Ondanks de verklaringen van ooggetuigen en de verslagen in de Schriften waren er mensen die twijfelden aan Jezus’ opstanding, en ook nu zijn veel mensen sceptisch. Sommigen zeggen dat zijn volgelingen zijn lichaam gestolen hebben en daarna hebben beweerd getuigen van zijn opstanding te zijn geweest. Maar Jezus’ volgelingen konden met geen mogelijkheid de Romeinse bewakers omzeilen die aan de ingang van het graf stonden. Anderen beweren dat degenen die Jezus na zijn dood hebben gezien, een illusie zagen. Die theorie wordt weerlegd door het feit dat Jezus op verschillende tijdstippen aan verschillende mensen verscheen. En is het aannemelijk dat een illusie letterlijk vis voor anderen zou klaarmaken, zoals de opgestane Jezus in Galilea deed? (Johannes 21:9-14) Zou een illusie tegen mensen zeggen dat ze hem mochten aanraken? — Lukas 24:36-39.
Weer anderen beweren dat het verhaal van de opstanding compleet verzonnen was door Jezus’ volgelingen. Maar wat zouden ze daaraan hebben gehad? Door te verkondigen dat Jezus uit de dood was opgestaan, riskeerden ze spot, lijden en de dood. Waarom zouden ze dat voor een leugen hebben gedaan? Bovendien begonnen ze daarmee in Jeruzalem, pal onder de ogen van hun tegenstanders, die elke aanleiding zouden aangrijpen om hen te veroordelen.

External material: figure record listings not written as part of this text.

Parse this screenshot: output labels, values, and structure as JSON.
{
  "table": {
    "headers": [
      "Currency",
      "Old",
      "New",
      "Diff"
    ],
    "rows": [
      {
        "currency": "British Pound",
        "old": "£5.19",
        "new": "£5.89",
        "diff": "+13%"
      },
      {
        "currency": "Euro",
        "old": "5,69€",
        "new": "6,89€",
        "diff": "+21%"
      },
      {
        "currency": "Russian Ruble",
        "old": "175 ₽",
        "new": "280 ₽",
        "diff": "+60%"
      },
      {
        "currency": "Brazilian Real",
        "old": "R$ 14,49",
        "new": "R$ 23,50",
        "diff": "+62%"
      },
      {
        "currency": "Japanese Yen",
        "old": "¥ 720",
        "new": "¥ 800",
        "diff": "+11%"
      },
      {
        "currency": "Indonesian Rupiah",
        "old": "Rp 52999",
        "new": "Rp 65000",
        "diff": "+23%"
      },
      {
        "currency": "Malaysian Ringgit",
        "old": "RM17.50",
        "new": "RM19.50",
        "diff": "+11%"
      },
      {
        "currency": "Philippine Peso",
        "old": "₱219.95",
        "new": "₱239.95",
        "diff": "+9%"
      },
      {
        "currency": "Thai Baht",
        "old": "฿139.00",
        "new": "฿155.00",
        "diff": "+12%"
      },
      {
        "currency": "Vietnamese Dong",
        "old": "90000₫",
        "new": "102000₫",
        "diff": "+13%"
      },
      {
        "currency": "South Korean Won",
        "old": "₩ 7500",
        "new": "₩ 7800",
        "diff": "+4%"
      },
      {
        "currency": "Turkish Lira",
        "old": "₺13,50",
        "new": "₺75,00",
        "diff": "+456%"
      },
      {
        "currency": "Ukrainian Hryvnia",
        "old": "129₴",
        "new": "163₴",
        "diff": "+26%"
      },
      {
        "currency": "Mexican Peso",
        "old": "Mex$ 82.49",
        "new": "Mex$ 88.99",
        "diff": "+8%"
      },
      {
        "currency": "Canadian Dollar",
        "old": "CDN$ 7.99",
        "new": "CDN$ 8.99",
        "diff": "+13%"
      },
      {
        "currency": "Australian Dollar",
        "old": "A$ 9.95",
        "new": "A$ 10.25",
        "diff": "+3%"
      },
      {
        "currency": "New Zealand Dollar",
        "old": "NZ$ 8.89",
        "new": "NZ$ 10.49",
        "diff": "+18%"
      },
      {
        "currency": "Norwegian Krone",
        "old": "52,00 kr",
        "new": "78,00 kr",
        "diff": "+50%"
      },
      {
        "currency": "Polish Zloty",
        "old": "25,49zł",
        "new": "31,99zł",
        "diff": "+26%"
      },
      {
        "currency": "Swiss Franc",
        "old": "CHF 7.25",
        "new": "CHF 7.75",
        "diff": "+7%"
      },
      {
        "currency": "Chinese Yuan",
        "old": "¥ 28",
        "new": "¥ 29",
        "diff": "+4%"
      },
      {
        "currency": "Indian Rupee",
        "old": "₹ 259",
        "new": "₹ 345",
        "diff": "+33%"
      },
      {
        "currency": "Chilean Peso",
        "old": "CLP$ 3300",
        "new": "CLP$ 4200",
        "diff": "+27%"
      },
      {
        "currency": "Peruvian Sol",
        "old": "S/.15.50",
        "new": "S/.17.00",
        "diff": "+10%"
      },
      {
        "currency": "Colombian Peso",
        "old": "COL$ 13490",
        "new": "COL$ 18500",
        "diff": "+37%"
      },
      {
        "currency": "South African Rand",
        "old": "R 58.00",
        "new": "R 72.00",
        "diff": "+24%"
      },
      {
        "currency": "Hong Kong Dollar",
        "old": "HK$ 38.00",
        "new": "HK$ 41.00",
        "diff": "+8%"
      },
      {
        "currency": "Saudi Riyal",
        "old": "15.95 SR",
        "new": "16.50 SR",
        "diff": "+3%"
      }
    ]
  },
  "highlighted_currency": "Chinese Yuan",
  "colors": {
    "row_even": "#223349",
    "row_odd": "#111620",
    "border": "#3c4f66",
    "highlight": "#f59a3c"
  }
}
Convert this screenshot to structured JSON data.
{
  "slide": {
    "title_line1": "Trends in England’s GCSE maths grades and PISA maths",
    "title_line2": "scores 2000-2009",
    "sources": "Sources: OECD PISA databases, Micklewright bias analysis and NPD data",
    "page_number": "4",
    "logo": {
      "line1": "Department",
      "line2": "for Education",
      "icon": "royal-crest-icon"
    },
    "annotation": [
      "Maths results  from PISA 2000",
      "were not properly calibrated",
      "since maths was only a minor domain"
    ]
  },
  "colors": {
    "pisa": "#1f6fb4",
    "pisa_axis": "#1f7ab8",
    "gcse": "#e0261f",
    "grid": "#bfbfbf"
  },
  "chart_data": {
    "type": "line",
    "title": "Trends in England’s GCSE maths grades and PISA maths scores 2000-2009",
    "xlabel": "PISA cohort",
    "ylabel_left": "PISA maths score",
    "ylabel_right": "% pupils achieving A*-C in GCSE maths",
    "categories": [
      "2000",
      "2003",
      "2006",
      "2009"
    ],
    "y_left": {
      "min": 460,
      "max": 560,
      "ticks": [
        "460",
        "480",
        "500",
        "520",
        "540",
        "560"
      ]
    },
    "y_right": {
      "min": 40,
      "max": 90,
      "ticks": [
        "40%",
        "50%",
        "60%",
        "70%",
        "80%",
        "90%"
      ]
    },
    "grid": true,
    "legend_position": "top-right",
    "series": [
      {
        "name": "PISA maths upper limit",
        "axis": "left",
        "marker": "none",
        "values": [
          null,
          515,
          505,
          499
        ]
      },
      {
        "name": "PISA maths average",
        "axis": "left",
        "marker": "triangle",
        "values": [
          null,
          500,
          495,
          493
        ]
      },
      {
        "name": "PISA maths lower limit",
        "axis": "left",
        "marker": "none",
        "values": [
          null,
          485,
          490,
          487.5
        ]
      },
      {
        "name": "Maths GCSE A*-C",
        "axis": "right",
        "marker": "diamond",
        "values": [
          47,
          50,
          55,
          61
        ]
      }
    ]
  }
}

Het was juist Jezus’ opstanding die zijn volgelingen de moed gaf om ondanks zware vervolging anderen over hun Heer te vertellen. De opstandingsleer kwam centraal te staan in het christelijke geloof. De eerste christenen zetten hun leven niet alleen op het spel voor het prediken over een wijze leraar die vermoord was. Ze riskeerden hun leven om Jezus’ opstanding bekend te maken omdat die bewees dat hij de Christus was, de Zoon van God, een machtig, levend persoon die hen steunde en leidde. Zijn opstanding betekende dat ook zij uit de dood zouden opstaan. Als Jezus niet uit de dood was opgewekt, zou er geen christendom zijn. Zonder zijn opstanding zouden we misschien niet eens van hem hebben gehoord.
Maar welke betekenis heeft Christus’ opstanding voor ons in deze tijd?
a Het Griekse woord dat in de Bijbel met „opstanding” vertaald is, duidt erop dat iemand tot leven wordt teruggebracht, met zijn of haar unieke identiteit, persoonlijkheid en herinneringen.
b Met „de twaalf” worden de apostelen bedoeld, ook al waren het er na de dood van Judas Iskariot een tijdlang maar elf. Bij één gelegenheid waarbij Jezus verscheen, werden „de twaalf” zelfs door hooguit tien van de apostelen vertegenwoordigd, want Thomas was er niet bij (Johannes 20:24).